I looked at that thread earlier, it does help, but my headlight is a bit worse than any of them.


----------



## RD55 DUN (Dec 30, 2008)

andy-mcq said:


> if your nail doesnt catch in it, it should polish up ok.
> if need to flat it a bit start with 2000 are evan 3000 and go lower if need be. wouldnt go lower than 1500 wet.
> have you got a rotary/ DA?


Cheers,

ive got the Kestral Das-6. I would want someone who knows what they are doing to do this.


----------



## RD55 DUN (Dec 30, 2008)

I have attached some pictures. Didnt get a chance last night.



















Do you reckon this would buff out? Fingernail defiantly does not catch on it. My only concern is how the plastic has "turned" white with the scratch.


----------



## Fixxer (Jun 11, 2009)

Wet sand it, working through the grades then finish off with Micromesh, see how that goes at it, you might have to do it a few times but the plastic around lenses is usually pretty thick and if your nail doesn't catch it then its probably just the way its scratched that makes it look bad. 

Good luck!
Alex


----------



## DW58 (Nov 27, 2010)

To be honest, I think Micromesh would do the entire job without wet sanding.
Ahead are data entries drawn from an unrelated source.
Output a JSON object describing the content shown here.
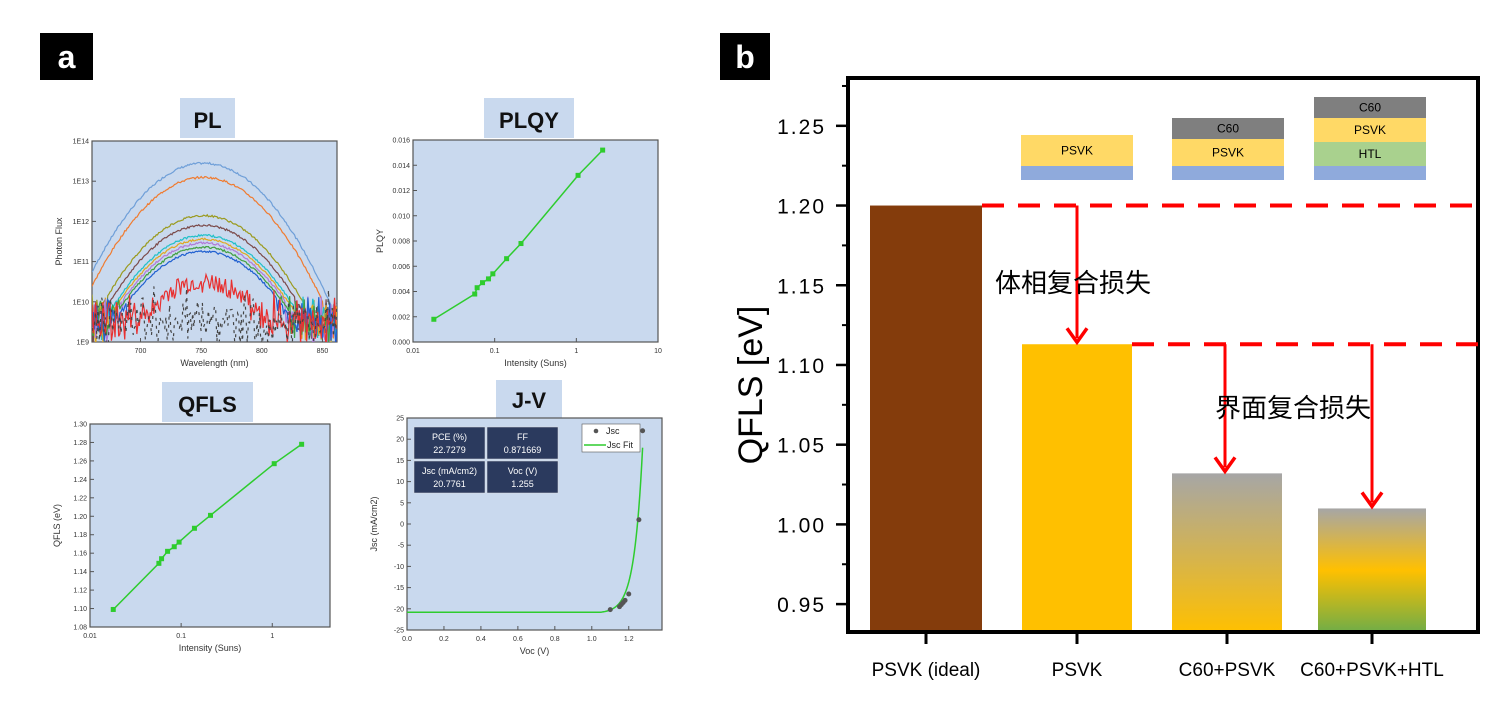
{
  "panels": {
    "a_label": "a",
    "b_label": "b"
  },
  "chart_data": [
    {
      "id": "pl",
      "type": "line",
      "title": "PL",
      "xlabel": "Wavelength (nm)",
      "ylabel": "Photon Flux",
      "yscale": "log",
      "xlim": [
        660,
        862
      ],
      "ylim": [
        1000000000.0,
        100000000000000.0
      ],
      "xticks": [
        "700",
        "750",
        "800",
        "850"
      ],
      "yticks": [
        "1E9",
        "1E10",
        "1E11",
        "1E12",
        "1E13",
        "1E14"
      ],
      "peak_wavelength": 752,
      "series": [
        {
          "peak": 28000000000000.0,
          "color": "#6f9fd8"
        },
        {
          "peak": 12500000000000.0,
          "color": "#f07b2f"
        },
        {
          "peak": 1400000000000.0,
          "color": "#9a9a1e"
        },
        {
          "peak": 800000000000.0,
          "color": "#7b4a4a"
        },
        {
          "peak": 450000000000.0,
          "color": "#20c0c8"
        },
        {
          "peak": 360000000000.0,
          "color": "#e0a820"
        },
        {
          "peak": 290000000000.0,
          "color": "#b07ad8"
        },
        {
          "peak": 230000000000.0,
          "color": "#40a040"
        },
        {
          "peak": 180000000000.0,
          "color": "#2060d0"
        },
        {
          "peak": 30000000000.0,
          "color": "#e83030"
        },
        {
          "peak": 4000000000.0,
          "color": "#444444",
          "dashed": true
        }
      ]
    },
    {
      "id": "plqy",
      "type": "line",
      "title": "PLQY",
      "xlabel": "Intensity (Suns)",
      "ylabel": "PLQY",
      "xscale": "log",
      "xlim": [
        0.01,
        10
      ],
      "ylim": [
        0,
        0.016
      ],
      "xticks": [
        "0.01",
        "0.1",
        "1",
        "10"
      ],
      "yticks": [
        "0.000",
        "0.002",
        "0.004",
        "0.006",
        "0.008",
        "0.010",
        "0.012",
        "0.014",
        "0.016"
      ],
      "color": "#2ecc2e",
      "x": [
        0.018,
        0.057,
        0.061,
        0.071,
        0.084,
        0.095,
        0.14,
        0.21,
        1.05,
        2.1
      ],
      "y": [
        0.0018,
        0.0038,
        0.0043,
        0.0047,
        0.005,
        0.0054,
        0.0066,
        0.0078,
        0.0132,
        0.0152
      ]
    },
    {
      "id": "qfls",
      "type": "line",
      "title": "QFLS",
      "xlabel": "Intensity (Suns)",
      "ylabel": "QFLS (eV)",
      "xscale": "log",
      "xlim": [
        0.01,
        4.3
      ],
      "ylim": [
        1.08,
        1.3
      ],
      "xticks": [
        "0.01",
        "0.1",
        "1"
      ],
      "yticks": [
        "1.08",
        "1.10",
        "1.12",
        "1.14",
        "1.16",
        "1.18",
        "1.20",
        "1.22",
        "1.24",
        "1.26",
        "1.28",
        "1.30"
      ],
      "color": "#2ecc2e",
      "x": [
        0.018,
        0.057,
        0.061,
        0.071,
        0.084,
        0.095,
        0.14,
        0.21,
        1.05,
        2.1
      ],
      "y": [
        1.099,
        1.149,
        1.154,
        1.162,
        1.167,
        1.172,
        1.187,
        1.201,
        1.257,
        1.278
      ]
    },
    {
      "id": "jv",
      "type": "scatter",
      "title": "J-V",
      "xlabel": "Voc (V)",
      "ylabel": "Jsc (mA/cm2)",
      "xlim": [
        0,
        1.38
      ],
      "ylim": [
        -25,
        25
      ],
      "xticks": [
        "0.0",
        "0.2",
        "0.4",
        "0.6",
        "0.8",
        "1.0",
        "1.2"
      ],
      "yticks": [
        "-25",
        "-20",
        "-15",
        "-10",
        "-5",
        "0",
        "5",
        "10",
        "15",
        "20",
        "25"
      ],
      "legend": [
        "Jsc",
        "Jsc Fit"
      ],
      "legend_position": "top-right",
      "points": {
        "x": [
          1.1,
          1.15,
          1.16,
          1.17,
          1.18,
          1.2,
          1.255,
          1.275
        ],
        "y": [
          -20.2,
          -19.5,
          -19.0,
          -18.5,
          -18.0,
          -16.5,
          1.0,
          22.0
        ]
      },
      "fit": {
        "jsc": -20.8,
        "x_end": 1.275,
        "y_end": 18
      },
      "stats": [
        {
          "label": "PCE (%)",
          "value": "22.7279"
        },
        {
          "label": "FF",
          "value": "0.871669"
        },
        {
          "label": "Jsc (mA/cm2)",
          "value": "20.7761"
        },
        {
          "label": "Voc (V)",
          "value": "1.255"
        }
      ],
      "colors": {
        "points": "#555555",
        "fit": "#2ecc2e",
        "stats_box": "#2b3a5e"
      }
    },
    {
      "id": "qfls_bar",
      "type": "bar",
      "ylabel": "QFLS [eV]",
      "ylim": [
        0.9325,
        1.28
      ],
      "yticks": [
        "0.95",
        "1.00",
        "1.05",
        "1.10",
        "1.15",
        "1.20",
        "1.25"
      ],
      "categories": [
        "PSVK (ideal)",
        "PSVK",
        "C60+PSVK",
        "C60+PSVK+HTL"
      ],
      "values": [
        1.2,
        1.113,
        1.032,
        1.01
      ],
      "bar_colors": [
        [
          "#843c0c"
        ],
        [
          "#ffc000"
        ],
        [
          "#a6a6a6",
          "#ffc000"
        ],
        [
          "#a6a6a6",
          "#ffc000",
          "#70ad47"
        ]
      ],
      "reference_lines": [
        1.2,
        1.113
      ],
      "annotations": [
        {
          "text": "体相复合损失",
          "from": 1.2,
          "to": 1.113
        },
        {
          "text": "界面复合损失",
          "from": 1.113,
          "to": [
            1.032,
            1.01
          ]
        }
      ],
      "layer_stacks": [
        [
          {
            "name": "PSVK",
            "color": "#ffd966"
          },
          {
            "name": "",
            "color": "#8faadc"
          }
        ],
        [
          {
            "name": "C60",
            "color": "#7f7f7f"
          },
          {
            "name": "PSVK",
            "color": "#ffd966"
          },
          {
            "name": "",
            "color": "#8faadc"
          }
        ],
        [
          {
            "name": "C60",
            "color": "#7f7f7f"
          },
          {
            "name": "PSVK",
            "color": "#ffd966"
          },
          {
            "name": "HTL",
            "color": "#a9d18e"
          },
          {
            "name": "",
            "color": "#8faadc"
          }
        ]
      ],
      "colors": {
        "annotation": "#ff0000"
      }
    }
  ]
}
This kit contains all you need to do the job.


----------



## RD55 DUN (Dec 30, 2008)

Thanks for the advice, il buy the micromesh kit. Im just glad that the light can be saved.


----------



## Fixxer (Jun 11, 2009)

You are probably right DW58, I was only thinking of a wet sand first incase only a fine grade Micromesh was available but that kit has a decent selection. 

Thats the kit I use, although if you are near Shoreham, London, High Wycombe or Gloucester then Transair have it for about £15, they do mail order too but its not listed on their website. They definitely do it though as I get mine from their Shoreham shop. 

Alex


----------



## DW58 (Nov 27, 2010)

I first used Micromesh for modelling, but it's an amazing product range with so many applications - widely used by the RAF and civil aviation world.


----------



## 3M UK (Jul 29, 2010)

RD55 DUN: We've got a headlight restoration kit from the US that I'm looking into for UK suitability. If you like you could have one (got one in the office here) and see if it works? PM me address if you do. Thanks.


----------